Size yorum olarak, yazınıza uyacağını düşünerek kalemimden dökülen dizelerimi sunmak istiyorum. Sevgiler.

Doğum sancısıyla başlar hayat serüvenimiz,
Ve ölümle sonuçlanır.
Sancılı başlayan hayat,
Doğumla ölüm arasındaki yıllarda,
Koştukca coşar,
Coştukca koşarız.
Avuçlarımıza bile doldurup,
O tutamadığımız,
Yılları tüketiriz,
Saymadım kaç yıl oldularla,
İşte bir solukta, farkında olmasakda.
Hani derki yürek,
Ölüm korkusundan,
O kalbin küt küt attığında,
Çek git hani o sancılardan önce,
Düşmemişken ana rahmine,
Hep o tohumluk kalacağın yere.
Nevin Işık
 
Yorum No : 9432 | melekkk26.11.2012 12:25:55
Sevgili meslekdaşım satırlarınızla güç buldum. Teşekkür ediyorum. Kadına yapılan her türlü şiddete. Duygusal şiddet buna dahildir. hayır demek istedim satırlarımla.
 
Yorum No : 9451 | EMİNE ALTINSU26.11.2012 19:06:13
EMEĞİNİZE SAĞLIK MELEK HANIM.
 
Yorum No : 9507 | Harika Ören29.11.2012 09:02:54
Kadınları vurmak...Hiç anlayamıyorum.
İlgiyle okudum. Duygulandım.
Kalemine sağlık Melekciğim.
 
Yorum No : 9508 | turgay günaydı29.11.2012 09:41:56
adam olana dek sürecek....
adam adayları ve adamcıklar vede adam sananlar
kısacası yazınızı okurken
gözlerine bakarakta hayatın içine etmeyi beceriyor adamcıklar.......
bunu diyecektim.
 
Yorum No : 9513 | melekkk29.11.2012 11:58:53
hep şanslı olduğuma inandım. en büyük şansım dostlarımdı. ve birbirimizi anlayabildiğimiz için şanslıyım. kadına şiddetin en büyük boyutu duygusal şiddettir. haydi ADAM olmaya. teşekkürler dostlarım.
 
Yorum No : 9548 | Mustafa ALSANCAK01.12.2012 22:56:38
ÇOK MUHTEREM MELEK ADALET Ö N O L hanımefendi!!!
Hani deriz yaa bu kadar da olmaz canım ... İnsan; yukarıda, kaleme almış olduğunuz hayatın içinden sekvensler olarak algıladığımız olayların etkisiyle hem defalarca okurken ve hem de okuduktan sonra da sanki üzüntülerin üstümüze yığdığı sentimental düşüncelerimizden olacak ki olduğumuz yerde zımbalanmış gibi hareket edemeden durup kalıyoruz."OLAMAZ OLAMAZ" diye içimizden kopup gelen isyan duygularımızla kadınlarımızın nelere maruz kaldıklarını düşündükçe daha da çok öfkelenme ve bu insanlık dışı hareketlere tevessül eden bu insan müsveddelerine lânet okumaktan kendimizi alamıyoruz.

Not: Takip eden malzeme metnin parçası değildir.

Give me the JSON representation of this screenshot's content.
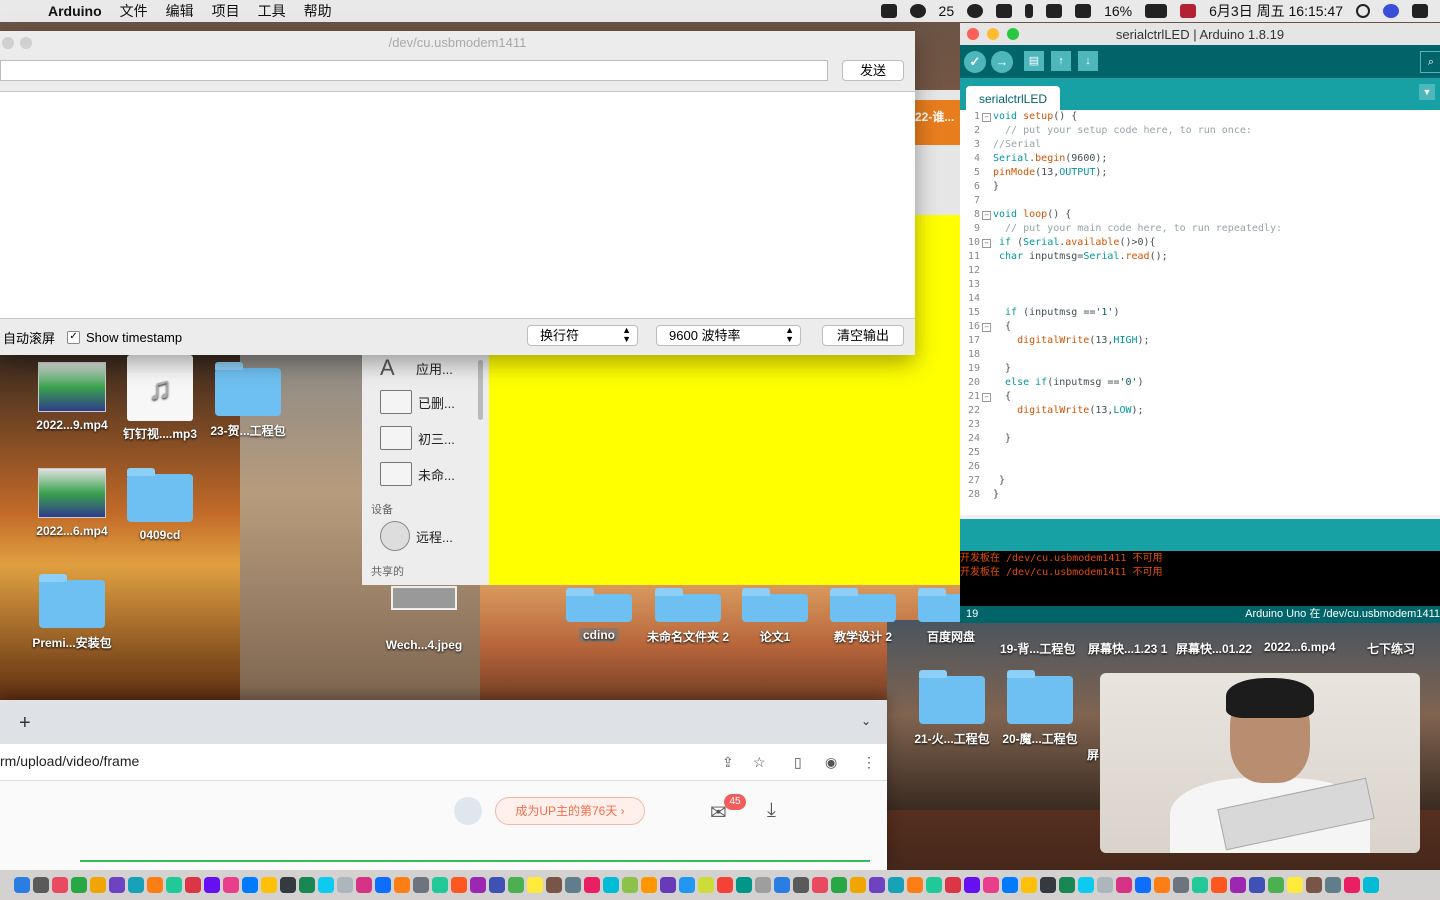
{
  "menubar": {
    "app_name": "Arduino",
    "menus": [
      "文件",
      "编辑",
      "项目",
      "工具",
      "帮助"
    ],
    "notification_count": "25",
    "battery": "16%",
    "datetime": "6月3日 周五  16:15:47"
  },
  "serial_monitor": {
    "title": "/dev/cu.usbmodem1411",
    "send_label": "发送",
    "autoscroll_label": "自动滚屏",
    "timestamp_checked": true,
    "timestamp_check_glyph": "✓",
    "timestamp_label": "Show timestamp",
    "line_ending": "换行符",
    "baud_rate": "9600 波特率",
    "clear_label": "清空输出",
    "select_arrow": "▲▼"
  },
  "ide": {
    "title": "serialctrlLED | Arduino 1.8.19",
    "tab_name": "serialctrlLED",
    "toolbar": {
      "verify": "✓",
      "upload": "→",
      "new": "▤",
      "open": "↑",
      "save": "↓",
      "serial": "⌕",
      "tab_menu": "▼"
    },
    "code_lines": [
      {
        "n": "1",
        "fold": "−"
      },
      {
        "n": "2"
      },
      {
        "n": "3"
      },
      {
        "n": "4"
      },
      {
        "n": "5"
      },
      {
        "n": "6"
      },
      {
        "n": "7"
      },
      {
        "n": "8",
        "fold": "−"
      },
      {
        "n": "9"
      },
      {
        "n": "10",
        "fold": "−"
      },
      {
        "n": "11"
      },
      {
        "n": "12"
      },
      {
        "n": "13"
      },
      {
        "n": "14"
      },
      {
        "n": "15"
      },
      {
        "n": "16",
        "fold": "−"
      },
      {
        "n": "17"
      },
      {
        "n": "18"
      },
      {
        "n": "19"
      },
      {
        "n": "20"
      },
      {
        "n": "21",
        "fold": "−"
      },
      {
        "n": "22"
      },
      {
        "n": "23"
      },
      {
        "n": "24"
      },
      {
        "n": "25"
      },
      {
        "n": "26"
      },
      {
        "n": "27"
      },
      {
        "n": "28"
      }
    ],
    "code": {
      "l1a": "void",
      "l1b": "setup",
      "l1c": "() {",
      "l2": "  // put your setup code here, to run once:",
      "l3": "//Serial",
      "l4a": "Serial",
      "l4b": ".",
      "l4c": "begin",
      "l4d": "(9600);",
      "l5a": "pinMode",
      "l5b": "(13,",
      "l5c": "OUTPUT",
      "l5d": ");",
      "l6": "}",
      "l8a": "void",
      "l8b": "loop",
      "l8c": "() {",
      "l9": "  // put your main code here, to run repeatedly:",
      "l10a": " if",
      "l10b": " (",
      "l10c": "Serial",
      "l10d": ".",
      "l10e": "available",
      "l10f": "()>0){",
      "l11a": " char",
      "l11b": " inputmsg=",
      "l11c": "Serial",
      "l11d": ".",
      "l11e": "read",
      "l11f": "();",
      "l15a": "  if",
      "l15b": " (inputmsg ==",
      "l15c": "'1'",
      "l15d": ")",
      "l16": "  {",
      "l17a": "    digitalWrite",
      "l17b": "(13,",
      "l17c": "HIGH",
      "l17d": ");",
      "l19": "  }",
      "l20a": "  else",
      "l20b": " if",
      "l20c": "(inputmsg ==",
      "l20d": "'0'",
      "l20e": ")",
      "l21": "  {",
      "l22a": "    digitalWrite",
      "l22b": "(13,",
      "l22c": "LOW",
      "l22d": ");",
      "l24": "  }",
      "l27": " }",
      "l28": "}"
    },
    "console": [
      "开发板在 /dev/cu.usbmodem1411 不可用",
      "开发板在 /dev/cu.usbmodem1411 不可用"
    ],
    "cursor_line": "19",
    "board_status": "Arduino Uno 在 /dev/cu.usbmodem1411"
  },
  "finder": {
    "items": [
      "应用...",
      "已删...",
      "初三...",
      "未命..."
    ],
    "devices_header": "设备",
    "device_item": "远程...",
    "shared_header": "共享的"
  },
  "desktop": {
    "orange_label": "22-谁...",
    "icons": {
      "video1": "2022...9.mp4",
      "music": "钉钉视....mp3",
      "folder23": "23-贺...工程包",
      "video2": "2022...6.mp4",
      "folder0409": "0409cd",
      "premi": "Premi...安装包",
      "wech": "Wech...4.jpeg",
      "cdino": "cdino",
      "unnamed2": "未命名文件夹 2",
      "lunwen": "论文1",
      "jiaoxue": "教学设计 2",
      "baidu": "百度网盘",
      "folder19": "19-背...工程包",
      "screen1": "屏幕快...1.23 1",
      "screen2": "屏幕快...01.22",
      "video3": "2022...6.mp4",
      "qixia": "七下练习",
      "folder21": "21-火...工程包",
      "folder20": "20-魔...工程包",
      "screen3": "屏"
    }
  },
  "browser": {
    "new_tab": "+",
    "tab_dropdown": "⌄",
    "url": "rm/upload/video/frame",
    "up_text": "成为UP主的第76天  ›",
    "mail_badge": "45",
    "icons": {
      "share": "⇪",
      "star": "☆",
      "sidebar": "▯",
      "profile": "◉",
      "more": "⋮",
      "mail": "✉",
      "download": "⤓"
    }
  },
  "colors": {
    "arduino_teal_dark": "#006468",
    "arduino_teal": "#17a1a5",
    "console_error": "#e34c00",
    "yellow": "#ffff00",
    "progress_green": "#2ebd59"
  }
}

Tanrı'nın, belki de geceuykularını kaçırıp özene bezene tüm sevgi güzellikleri ile yarattığı bayanların kıymetini bilmekten uzak kalabiliyorsak o zaman hayatta olmanın anlam ve ehemmiyeti hususunda kültürsüzlüğümüzle gerikalmışız demektir.

Bir yaztatilimizde Ulus Mahallesinde karşı evde oturan bir kadının gece saat 03.00 sularında İMDAT diye bağırışları ile bütün yakın komşular balkonlara ve bazıları da sokağa fırlayıp durumun vahametini öğenmek ve yardımcı olabilmek için seferber olmuşlardı. Zaten insanların çoğu sıcak havanın etkisiyle geceleri hep balkonlarda yatmayı tercih etmek zorunda kaldıklarından bir tarafta rengârenk pijamalı erkekler ve onların yanında incecik gecelikleri ile balkonlardan aşağıya doğru sarkan bayanlar vardı.

Merak her şeyin üstündedir .İnsanlar , karşı evde cereyan etmekte olan cam-çerçevenin tuzla buz oluşunu korku ile izlemeye başlamışlardı. Bazı aklıevveller de, ne biçim bir cesaret örneği idiyse, kavga edilen dairenin kapısını zorlamaya kadar gitmişlerdi. Bir ara baktım badakların pencereden dışarıya uçmakta olduğunu görmüştüm. Kadıncağız kendini savunmak için kocasının üstüne doğru nişan alırken herhalde hedefi şaşırıp attığı şeylerin dördüncü kattan yakın mesafedeki diğer bir evin balkonuna düşüyordu.

Bu gibi şiddet olaylarında en pratik çözüm yolu polisi harekete geçirmek olduğundan hemen polisi arayarak olay yerine gelmelerini sağlamıştık.
Ne hikmet-i ilâhidir ki şöyle vakit saatlerce beklersiniz tek bir polis otosu gelmez diye dert yanar dururuz yaa o anda bir de baktık ki maaşallah 4 araba dolusu polis sanki harbe gider gibi sirenlerini çala çala geldiler.
Kadını ve erkeği alıp karakola götürmüşlerdi. Ertesi gün öğleye doğru bakkal Adnan beyden ekmek alırken dün akşam dayak yiyen kadın da orada alışveriş ediyordu.Yüzü gözü balon gibi şişmiş ve yüzü gerçekten deforma olmuştu. Aaa bir de ne duyalım dersiniz??? Kadının yediği onca dayaktan sonra kadın sorgusunu müteakip yine kocası ile barışmış olarak evlerine geri dönmüşlerdi.
Şimdi gel de kızma sen bu işe demenin tam zamanı değil mi? Tamam !!! Erkeğin yaptığı gaddarlıklar cezalandırılsın ama aynı anda kadınlarımız da prensip sahibi olmalı ve haksızlıklara karşı durmasını bilme bilincine erişmelidirler. Onların Sadece düşlerinde öldürülmeleri yetmiyormuş gibi yaşarken de yaşamanın tadını çıkaramadan reva görülen ölümleri içler acısıdır.
Saygı ve sevgi dolusu selâmlar sunarım.
 
Yorum No : 9568 | melekkk03.12.2012 12:33:43
Mustafa Bey değerli yorumunuza teşekkür ediyorum. Duygusal şiddetin önüne sadece erkek anneleri ve erkekler geçecektir. Buna inanıyorum. Duygusal şiddet engellendiğinde kadına şiddet kendiliğinden son bulacaktır.